Glucophage (metformin), an oral diabetes medicine that helps control blood sugar levels, does not improve survival among patients with type 2 diabetes and malignant pleural mesothelioma, contrary to what has been described in diabetic patients with other types of cancers.
The results come from a retrospective study published in Lung Cancer, titled “Metformin and survival of people with type 2 diabetes and pleural mesothelioma: A population-based retrospective cohort study.”
A number of studies have shown strong association between diabetes and cancer incidence and mortality, with 8 to 18 percent of cancer patients having diabetes. In addition, pre-existing diabetes has been shown to increase cancer mortality by as much as 41 percent.

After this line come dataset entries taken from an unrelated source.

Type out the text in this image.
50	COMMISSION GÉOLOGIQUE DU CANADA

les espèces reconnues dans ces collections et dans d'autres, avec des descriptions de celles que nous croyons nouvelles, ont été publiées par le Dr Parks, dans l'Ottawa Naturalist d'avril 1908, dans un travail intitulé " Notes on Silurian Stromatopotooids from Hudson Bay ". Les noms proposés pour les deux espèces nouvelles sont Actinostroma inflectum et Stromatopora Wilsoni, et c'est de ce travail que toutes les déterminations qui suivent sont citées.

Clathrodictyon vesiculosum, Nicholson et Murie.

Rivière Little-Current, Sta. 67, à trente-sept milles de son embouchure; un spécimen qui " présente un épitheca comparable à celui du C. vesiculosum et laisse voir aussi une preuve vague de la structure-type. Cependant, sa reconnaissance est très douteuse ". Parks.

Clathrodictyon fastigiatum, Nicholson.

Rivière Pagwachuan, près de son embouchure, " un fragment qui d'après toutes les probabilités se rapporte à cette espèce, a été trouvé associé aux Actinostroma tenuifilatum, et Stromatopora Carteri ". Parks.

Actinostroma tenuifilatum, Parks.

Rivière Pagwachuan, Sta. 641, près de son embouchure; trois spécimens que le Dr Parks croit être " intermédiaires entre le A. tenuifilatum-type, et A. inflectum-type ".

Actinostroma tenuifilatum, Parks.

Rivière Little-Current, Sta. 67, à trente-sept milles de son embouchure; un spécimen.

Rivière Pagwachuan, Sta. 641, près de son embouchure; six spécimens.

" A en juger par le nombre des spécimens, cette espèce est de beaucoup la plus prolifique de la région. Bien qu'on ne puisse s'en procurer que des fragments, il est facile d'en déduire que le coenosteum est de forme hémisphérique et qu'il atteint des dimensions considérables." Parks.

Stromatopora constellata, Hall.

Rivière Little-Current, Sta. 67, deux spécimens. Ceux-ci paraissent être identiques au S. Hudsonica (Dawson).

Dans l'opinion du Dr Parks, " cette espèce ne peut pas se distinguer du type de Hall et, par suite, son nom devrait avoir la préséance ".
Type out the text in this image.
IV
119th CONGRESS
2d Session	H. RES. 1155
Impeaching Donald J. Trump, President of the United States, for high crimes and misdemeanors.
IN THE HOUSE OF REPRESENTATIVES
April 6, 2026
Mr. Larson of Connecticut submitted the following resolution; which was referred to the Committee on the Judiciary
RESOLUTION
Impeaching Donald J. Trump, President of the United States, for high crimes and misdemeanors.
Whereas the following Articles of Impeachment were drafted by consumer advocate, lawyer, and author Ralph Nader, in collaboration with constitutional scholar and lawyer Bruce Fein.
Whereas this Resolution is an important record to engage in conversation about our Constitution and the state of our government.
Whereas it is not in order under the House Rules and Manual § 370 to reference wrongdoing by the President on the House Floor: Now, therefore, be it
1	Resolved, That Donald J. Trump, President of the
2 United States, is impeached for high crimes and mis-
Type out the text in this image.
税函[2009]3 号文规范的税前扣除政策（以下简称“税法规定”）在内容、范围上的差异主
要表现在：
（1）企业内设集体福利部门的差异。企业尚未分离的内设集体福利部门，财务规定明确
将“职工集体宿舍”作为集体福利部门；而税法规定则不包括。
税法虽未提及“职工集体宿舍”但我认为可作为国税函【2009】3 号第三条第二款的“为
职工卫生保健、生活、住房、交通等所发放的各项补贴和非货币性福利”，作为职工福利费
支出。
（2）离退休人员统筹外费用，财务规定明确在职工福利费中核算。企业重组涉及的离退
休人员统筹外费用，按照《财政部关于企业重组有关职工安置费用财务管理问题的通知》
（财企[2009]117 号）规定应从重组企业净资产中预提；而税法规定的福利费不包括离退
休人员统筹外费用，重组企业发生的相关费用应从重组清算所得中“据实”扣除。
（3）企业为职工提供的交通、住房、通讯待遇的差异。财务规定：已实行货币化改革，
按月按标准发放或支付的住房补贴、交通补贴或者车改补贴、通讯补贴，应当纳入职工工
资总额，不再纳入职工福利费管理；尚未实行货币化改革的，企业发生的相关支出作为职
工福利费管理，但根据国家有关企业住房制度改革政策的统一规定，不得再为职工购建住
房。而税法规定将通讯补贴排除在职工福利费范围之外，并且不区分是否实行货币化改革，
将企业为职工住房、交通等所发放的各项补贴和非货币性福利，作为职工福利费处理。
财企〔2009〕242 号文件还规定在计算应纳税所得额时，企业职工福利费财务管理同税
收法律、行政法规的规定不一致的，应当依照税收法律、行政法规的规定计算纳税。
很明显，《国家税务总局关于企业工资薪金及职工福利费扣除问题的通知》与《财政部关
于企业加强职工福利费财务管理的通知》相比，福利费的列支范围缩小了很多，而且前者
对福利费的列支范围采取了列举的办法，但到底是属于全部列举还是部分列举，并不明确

Metformin, which is also marketed as Glumetza, Fortamet, and Riomet, is widely prescribed as a first-line therapy for type 2 diabetes, and is believed to have anti-cancer effects, leading to improved survival in diabetes patients with several types of cancer. Studies have demonstrated this in non-small cell lung cancer, where Glucophage inhibited tumor cell growth and enhanced the effects of radiotherapy and chemotherapy.
Given the lack of studies addressing whether Glucophage increases survival in patients with diabetes and malignant pleural mesothelioma, which is associated with very poor outcomes, the researchers conducted a retrospective cohort study in type 2 diabetes patients diagnosed with pleural or unspecified mesothelioma included in Scottish population-based diabetes and cancer data sets.
The researchers hypothesized that, similar to what was found in lung cancer, Glucophage would also improve the survival of these patients. But their results proved otherwise.
Among the 300 patients with type 2 diabetes and mesothelioma, 148 had used Glucophage, and 290 died during a median follow-up of 7.5 months. Although the researchers found that users survived for a median of 8.8 months and non-users for a median of 6.5 months, the results were not statistically significant.
This lack of association between Glucophage administration and improved survival was still observed, even after the researchers adjusted their data for age, sex, diabetes duration, socio-economic status, and other anti-diabetic medications. In addition, non-statistically significant associations were also identified even when patients took Glucophage in the year before mesothelioma diagnosis, or used Glucophage for more than a year.
The researchers note that the small sample size and the absence of data regarding mesothelioma stage or sub-type are limitations of their study, possibly accounting for imprecise estimates.
“Other limitations include the lack of information on comorbidities, glucose control, and mesothelioma treatments in the dataset. As a result the possibility of confounding by these factors remains,” Hongjiang Wu, from the University of Edinburgh, and colleagues wrote.
Nevertheless, the researchers believe that so far there is no evidence to support trials of Glucophage in patients with mesothelioma.